Preguntas que quedan en el aire. Pero, el aire se cierra, y te faltan palabras e ideas.
Ha muerto Al, y no puedes contener el llanto.

Luego, recibes esas palmaditas de alivio: fue hace cinco años, tenía mujer e hijos; hermanos, parientes. Ya lo habrán llorado, te dicen; y tú piensas que lo más terrible es que, quizá algunos, ya lo habrán olvidado. Demasiado tarde para el duelo.

Pero, para ti, es un muerto reciente, un muerto de este mismo instante, y esperas los ritos inmediatos a la muerte: tanatorio, flores, entierro y esquela en el ABC. Ritos que ya pasaron, o no, pero que tú desconoces, y que te llenan de dudas frente al duelo.
Y, además, ¿de qué te sirve, ahora?

Durante años no supiste nada de él, y no te inquietaba, te dices como disculpa; es decir, que no estaba en tu mundo, formaba parte de otra vida, de otro sitio, de un pasado. Y, de repente, vuelve a ti. Y esa presencia muerta está en tu conversación, en tu tiempo, en tu espacio. Ocupando tu llanto.

Otra vez el tiempo y el espacio, te dices. Lo inabarcable. Como el pasado, que sabes que también es inabarcable.

Pero vuelven, como testimonio, las risas de Al, sus travesuras, sus bromas. Las pequeñas aventuras. Su influencia en ti y tú en él. ¿Todo eso ha desaparecido? Porque hasta ayer mismo seguían siendo sus risas, sus bromas, sus… Alguien muere, y lo suyo deja de ser suyo. Al muerto se le despoja de todo.

Más tarde, piensas que es un muerto antiguo, un muerto definitivo, y tienes que ir cerrando poco a poco las ventanas, los postigos que habías abierto. Puedes transformarlo ya en algo así como en un santo de la era cristiana o en un filósofo de la antigüedad, o incluso en el esqueleto de una necrópolis del neolítico recién descubierta. Sin tiempo determinado, sin lugar exacto, con los interrogantes sin respuesta.

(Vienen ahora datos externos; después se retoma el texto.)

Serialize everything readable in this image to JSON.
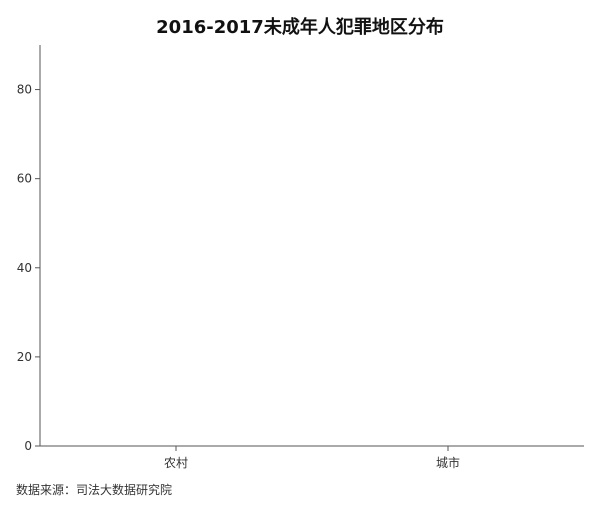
{
  "chart_data": {
    "type": "bar",
    "title": "2016-2017未成年人犯罪地区分布",
    "xlabel": "",
    "ylabel": "",
    "categories": [
      "农村",
      "城市"
    ],
    "values": [
      null,
      null
    ],
    "ylim": [
      0,
      90
    ],
    "yticks": [
      0,
      20,
      40,
      60,
      80
    ],
    "grid": false,
    "legend": "none",
    "source": "数据来源：司法大数据研究院"
  }
}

¿Por qué llorar su muerte ahora?

Los muertos se llevan parte de nosotros mismos. Eso lo sabemos. Y te palpas el pecho, las ropas, sacudes las manos, e intentas descubrir qué se lleva Al de ti mismo, o cómo esperas tú guardar algo de él.

Recorres los libros que una vez te impactaron, sin sospechar que te fueran un día necesarios.

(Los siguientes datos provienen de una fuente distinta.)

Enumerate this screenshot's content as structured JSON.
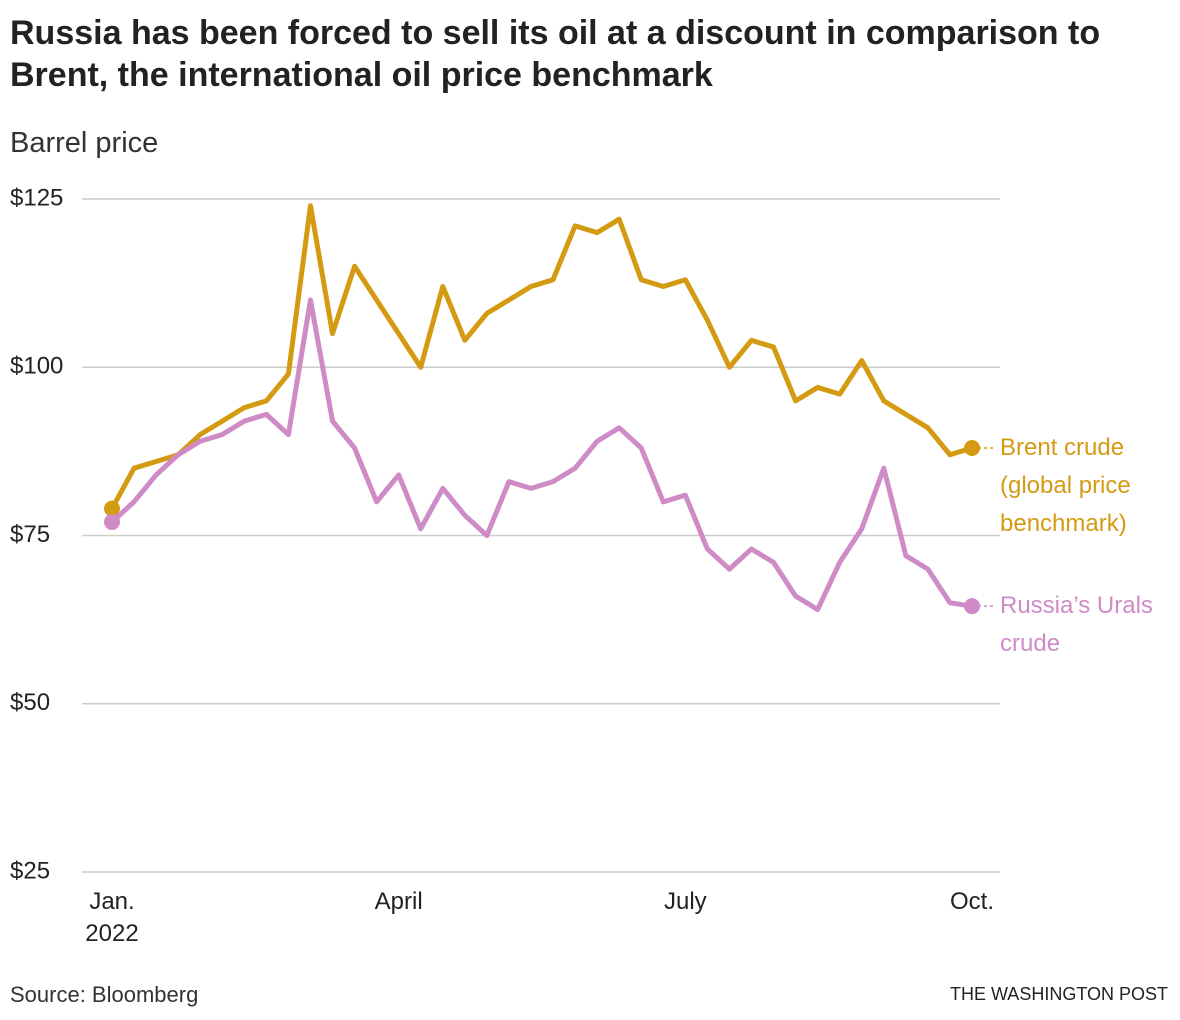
{
  "chart_data": {
    "type": "line",
    "title": "Russia has been forced to sell its oil at a discount in comparison to Brent, the international oil price benchmark",
    "y_label": "Barrel price",
    "source": "Source: Bloomberg",
    "credit": "THE WASHINGTON POST",
    "categories": [
      "Jan. 2022",
      null,
      null,
      null,
      null,
      null,
      null,
      null,
      null,
      null,
      null,
      null,
      null,
      "April",
      null,
      null,
      null,
      null,
      null,
      null,
      null,
      null,
      null,
      null,
      null,
      null,
      "July",
      null,
      null,
      null,
      null,
      null,
      null,
      null,
      null,
      null,
      null,
      null,
      null,
      "Oct."
    ],
    "series": [
      {
        "name": "Brent crude (global price benchmark)",
        "color": "#d49b12",
        "values": [
          79,
          85,
          86,
          87,
          90,
          92,
          94,
          95,
          99,
          124,
          105,
          115,
          110,
          105,
          100,
          112,
          104,
          108,
          110,
          112,
          113,
          121,
          120,
          122,
          113,
          112,
          113,
          107,
          100,
          104,
          103,
          95,
          97,
          96,
          101,
          95,
          93,
          91,
          87,
          88
        ]
      },
      {
        "name": "Russia’s Urals crude",
        "color": "#cf8bc6",
        "values": [
          77,
          80,
          84,
          87,
          89,
          90,
          92,
          93,
          90,
          110,
          92,
          88,
          80,
          84,
          76,
          82,
          78,
          75,
          83,
          82,
          83,
          85,
          89,
          91,
          88,
          80,
          81,
          73,
          70,
          73,
          71,
          66,
          64,
          71,
          76,
          85,
          72,
          70,
          65,
          64.5
        ]
      }
    ],
    "ylim": [
      25,
      125
    ],
    "yticks": [
      {
        "value": 25,
        "label": "$25"
      },
      {
        "value": 50,
        "label": "$50"
      },
      {
        "value": 75,
        "label": "$75"
      },
      {
        "value": 100,
        "label": "$100"
      },
      {
        "value": 125,
        "label": "$125"
      }
    ],
    "grid": true
  }
}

El tiempo de un suspiro, dice Anne Philipe. La mujer que atraviesa Francia con el marido muerto, y que sabe que es la última vez que puede abarcar, tocar, materializar y medir en tiempo y espacio el desgarro de la ausencia. Porque más tarde, sólo será ausencia. Inabarcable.

Reabres el libro de Joan Didion, El año del pensamiento mágico. Ese año (el cabo de año); ese duelo de un año, viendo llegar y pasar las estaciones.

La naturaleza ayuda, las flores ayudan, los ritos ayudan, el frío y el calor ayudan; los cumpleaños, las fiestas, las meriendas, las hojas del calendario ayudan. ¿Ayudan? Vuelves a usar interrogaciones. Ese pensamiento mágico es ir podando los deseos que te asaltan, el deseo de volver atrás.

Al murió hace cinco años. No parece el inicio de un duelo. Ya habrá terminado la edad de los duelos, ¿termina alguna vez?

No puedes decir como Peter Handke: …en la noche del viernes al sábado, una mujer, de 51 años…

Y escribir la historia de golpe, a las siete semanas de aquello.

O como Roland Barthes, en su Diario del duelo, día a día, a fuego lento, la memoria de la madre muerta.

O Camus: Mama ha muerto hoy, o ayer.

O Joan Didión: John hablaba; de repente, dejó de hablar.

Te acoges a Montaigne y al elogio a su amigo De la Boetie, muerto joven, su amigo del alma.

O Aquiles, llorando a Patroclo. Esa amistad tantas veces retratada en los libros.
Y un día, dentro de algún tiempo, al preguntarte cómo, vas a oír: Al lo hizo de la forma más banal, esa que está al alcance de cualquiera, ni siquiera usó su arma reglamentaria: simplemente, se arrojó por una ventana.